Please note that due to the subject matter of this project (death/grief) some of the images on this blog might be disturbing.

Monday, May 31, 2010

Maureen Piggins - E


"E"
unique artist book

photograph of my father, Erwin Hegenberg, credit unknown, circa 1948

Description:
3-panel folded and hand-sewn handkerchief, inkjet transfers, waxed string
closed: 5.5"w x 7.5"h; open 15"w x 7.5"h
$500 Cdn

My father, Erwin Hegenberg, died in 2005 from health complications related to vascular dementia. As time and memory became tangled and transient for him, I saw a person that was, and was not, my father – a brother who mistook me for a sister, a soldier who witnessed unspeakable acts, and a man who spent countless hours behind an office desk. The moments when he remained my dad were precious and tragic in their clarity, and brought close the mundane that we often treasure too late. His old, stained hankie (kept crumbled in a pocket and used with a sounding blast that always startled me from any corner of our small house) is a symbol of this – a piece of cloth that attains the relic status of grief, which time and acceptance can eventually transform back into a simple object.
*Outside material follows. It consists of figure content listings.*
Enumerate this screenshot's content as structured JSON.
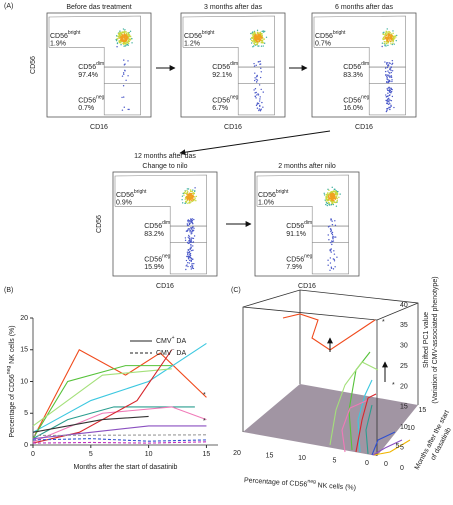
{
  "panel_a": {
    "label": "(A)",
    "x_label": "CD16",
    "y_label": "CD56",
    "plots": [
      {
        "title": "Before das treatment",
        "gates": [
          {
            "base": "CD56",
            "sup": "bright",
            "value": "1.9%"
          },
          {
            "base": "CD56",
            "sup": "dim",
            "value": "97.4%"
          },
          {
            "base": "CD56",
            "sup": "neg",
            "value": "0.7%"
          }
        ]
      },
      {
        "title": "3 months after das",
        "gates": [
          {
            "base": "CD56",
            "sup": "bright",
            "value": "1.2%"
          },
          {
            "base": "CD56",
            "sup": "dim",
            "value": "92.1%"
          },
          {
            "base": "CD56",
            "sup": "neg",
            "value": "6.7%"
          }
        ]
      },
      {
        "title": "6 months after das",
        "gates": [
          {
            "base": "CD56",
            "sup": "bright",
            "value": "0.7%"
          },
          {
            "base": "CD56",
            "sup": "dim",
            "value": "83.3%"
          },
          {
            "base": "CD56",
            "sup": "neg",
            "value": "16.0%"
          }
        ]
      },
      {
        "title": "12 months after das",
        "subtitle": "Change to nilo",
        "gates": [
          {
            "base": "CD56",
            "sup": "bright",
            "value": "0.9%"
          },
          {
            "base": "CD56",
            "sup": "dim",
            "value": "83.2%"
          },
          {
            "base": "CD56",
            "sup": "neg",
            "value": "15.9%"
          }
        ]
      },
      {
        "title": "2 months after nilo",
        "gates": [
          {
            "base": "CD56",
            "sup": "bright",
            "value": "1.0%"
          },
          {
            "base": "CD56",
            "sup": "dim",
            "value": "91.1%"
          },
          {
            "base": "CD56",
            "sup": "neg",
            "value": "7.9%"
          }
        ]
      }
    ]
  },
  "panel_b": {
    "label": "(B)",
    "type": "line",
    "y_label": {
      "pre": "Percentage of CD56",
      "sup": "neg",
      "post": " NK cells (%)"
    },
    "x_label": "Months after the start of dasatinib",
    "xlim": [
      0,
      16
    ],
    "xticks": [
      0,
      5,
      10,
      15
    ],
    "ylim": [
      0,
      20
    ],
    "yticks": [
      0,
      5,
      10,
      15,
      20
    ],
    "legend": [
      {
        "base": "CMV",
        "sup": "+",
        "rest": " DA",
        "dashed": false
      },
      {
        "base": "CMV",
        "sup": "−",
        "rest": " DA",
        "dashed": true
      }
    ],
    "annotations": [
      "*",
      "*"
    ],
    "series": [
      {
        "color": "#f04a1c",
        "dashed": false,
        "x": [
          0,
          4,
          8,
          11,
          15
        ],
        "values": [
          1,
          15,
          11,
          14.5,
          7.5
        ]
      },
      {
        "color": "#3cc8e0",
        "dashed": false,
        "x": [
          0,
          5,
          10,
          15
        ],
        "values": [
          2,
          7,
          10,
          16
        ]
      },
      {
        "color": "#56c23a",
        "dashed": false,
        "x": [
          0,
          3,
          8,
          12
        ],
        "values": [
          1,
          10,
          12.5,
          12.5
        ]
      },
      {
        "color": "#a4e07a",
        "dashed": false,
        "x": [
          0,
          6,
          12
        ],
        "values": [
          3,
          11,
          12
        ]
      },
      {
        "color": "#2a9d8f",
        "dashed": false,
        "x": [
          0,
          3,
          7,
          14
        ],
        "values": [
          1,
          4,
          6,
          6
        ]
      },
      {
        "color": "#f07ab8",
        "dashed": false,
        "x": [
          0,
          6,
          12,
          15
        ],
        "values": [
          0.5,
          5,
          6,
          4
        ]
      },
      {
        "color": "#d6262c",
        "dashed": false,
        "x": [
          0,
          4,
          9,
          12
        ],
        "values": [
          0.3,
          2,
          7,
          15
        ]
      },
      {
        "color": "#8a4fc0",
        "dashed": false,
        "x": [
          0,
          5,
          10,
          15
        ],
        "values": [
          1,
          2,
          3,
          3
        ]
      },
      {
        "color": "#333333",
        "dashed": false,
        "x": [
          0,
          6,
          10
        ],
        "values": [
          2,
          4,
          4.5
        ]
      },
      {
        "color": "#3050d0",
        "dashed": true,
        "x": [
          0,
          5,
          10,
          15
        ],
        "values": [
          0.8,
          1,
          0.6,
          0.8
        ]
      },
      {
        "color": "#c030c0",
        "dashed": true,
        "x": [
          0,
          5,
          10,
          15
        ],
        "values": [
          0.3,
          0.4,
          0.3,
          0.5
        ]
      },
      {
        "color": "#999999",
        "dashed": true,
        "x": [
          0,
          15
        ],
        "values": [
          1.5,
          1.6
        ]
      }
    ]
  },
  "panel_c": {
    "label": "(C)",
    "z_label": "Shifted PC1 value",
    "z_label_2": "(Variation of CMV-associated phenotype)",
    "x_label": {
      "pre": "Percentage of CD56",
      "sup": "neg",
      "post": " NK cells (%)"
    },
    "y_label": "Months after the start",
    "y_label_2": "of dasatinib",
    "zticks": [
      0,
      5,
      10,
      15,
      20,
      25,
      30,
      35,
      40
    ],
    "xticks": [
      20,
      15,
      10,
      5,
      0
    ],
    "yticks": [
      0,
      5,
      10,
      15
    ],
    "annotations": [
      "*",
      "*"
    ]
  }
}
The cover shows a drawing of my father during his illness, while a length of string encircles his monogram "E" – an act of remembrance, a tied piece of string around a finger, an attempt for him to maintain his identity and mine to remember it. The loose, tangled string alongside is an unravelling of this – a loss of memories and the premature loss of a loved one to dementia.

The text on the inside front cover refers to the sound that I can still hear, the forceful blow that always accompanied the use of the hankie. "A sound startling and stong..." The words face a photograph of my dad as a strong and confident young man in his prime. When fully open, the final text is revealed alongside another drawing of my father, this one faint and fleeting, like memory "... your mind stained in habit even as you forget me." Unravelled string snakes in and around the words and image. The verse recalls the habits that often remain during dementia – the daily, repeated actions of living – while loved ones and time are forgotten.